Um luto nunca se fecha, ele se transforma. E às vezes começa antes da morte. Talvez porque tenha começado assim, conversando com você, estivesse mais inteira no momento da sua partida. Na hora H me agarrei ao fato imaterial, impalpável, e ao mesmo tempo o mais real de todos os fatos: o fato de que você viveu, e apesar de terem tentado da forma mais vil te matar, te silenciar, te expulsar, você viveu! Então, até na tua morte, lá num canto dentro de mim, eu dizia: Viva você, pai! Viva você, pai!
Viva você, que sempre criou saídas, mesmo em in-xílio. Face ao silenciamento, inventou uma salinha para falar e ouvir. E, desse modo, continuou fazendo política da vida, e não mais vida política. Como psicanalista reconstruiu dignamente a nossa vida, conheceu o Helio, e tantos outros que entraram no nosso mundo, e na nossa biblioteca. Você continuou sobretudo, e não sei como, cuidando. Cuidando de muita gente. Guardando aquela humanidade, que é justo o que se despedaça quando a maldade nos atinge.
Você foi traído por muitos e seguiu sabendo ser amigo.
Você acabou encontrando uma versão de 1945, rasgada e velha, num sebo em Niterói, da Geografia da fome, de Josué de Castro, aquele livro vermelho que foi levado da nossa casa, como você me contou anos depois, na sua carta, que por acaso reencontrei agora, quando decido te escrever. Acabou enviando-o para Paris. E junto com ele chegava também a sua fome de mundo, a sua fome de um outro mundo. Ou deste mundo, um pouco melhor.
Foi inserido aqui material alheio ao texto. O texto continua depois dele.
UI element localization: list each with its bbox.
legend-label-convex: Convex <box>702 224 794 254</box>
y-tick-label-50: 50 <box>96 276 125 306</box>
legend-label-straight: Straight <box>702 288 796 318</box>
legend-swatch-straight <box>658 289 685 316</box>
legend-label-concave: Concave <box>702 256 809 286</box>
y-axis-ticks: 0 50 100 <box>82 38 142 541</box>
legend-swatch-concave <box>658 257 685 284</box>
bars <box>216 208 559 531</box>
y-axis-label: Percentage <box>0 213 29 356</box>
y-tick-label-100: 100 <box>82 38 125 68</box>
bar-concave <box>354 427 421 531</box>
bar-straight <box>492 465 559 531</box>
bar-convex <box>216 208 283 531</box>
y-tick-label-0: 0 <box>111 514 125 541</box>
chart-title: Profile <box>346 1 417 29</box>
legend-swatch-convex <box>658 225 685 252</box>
Agora os três livros de Josué seguem aqui ao meu lado. Apesar das botas, eles resistiram ao tempo. Você, que também resistiu às botas, não teve tempo de escrever o seu livro, mas a sua carta, a sua vida e, agora, todas essas cartas são um pouco desse livro que faltou escrever. Porque cartas são livros em pedaços, e vidas entrelaçadas. Mais vale uma carta que crie vida do que um livro que espalhe a cegueira e a morte.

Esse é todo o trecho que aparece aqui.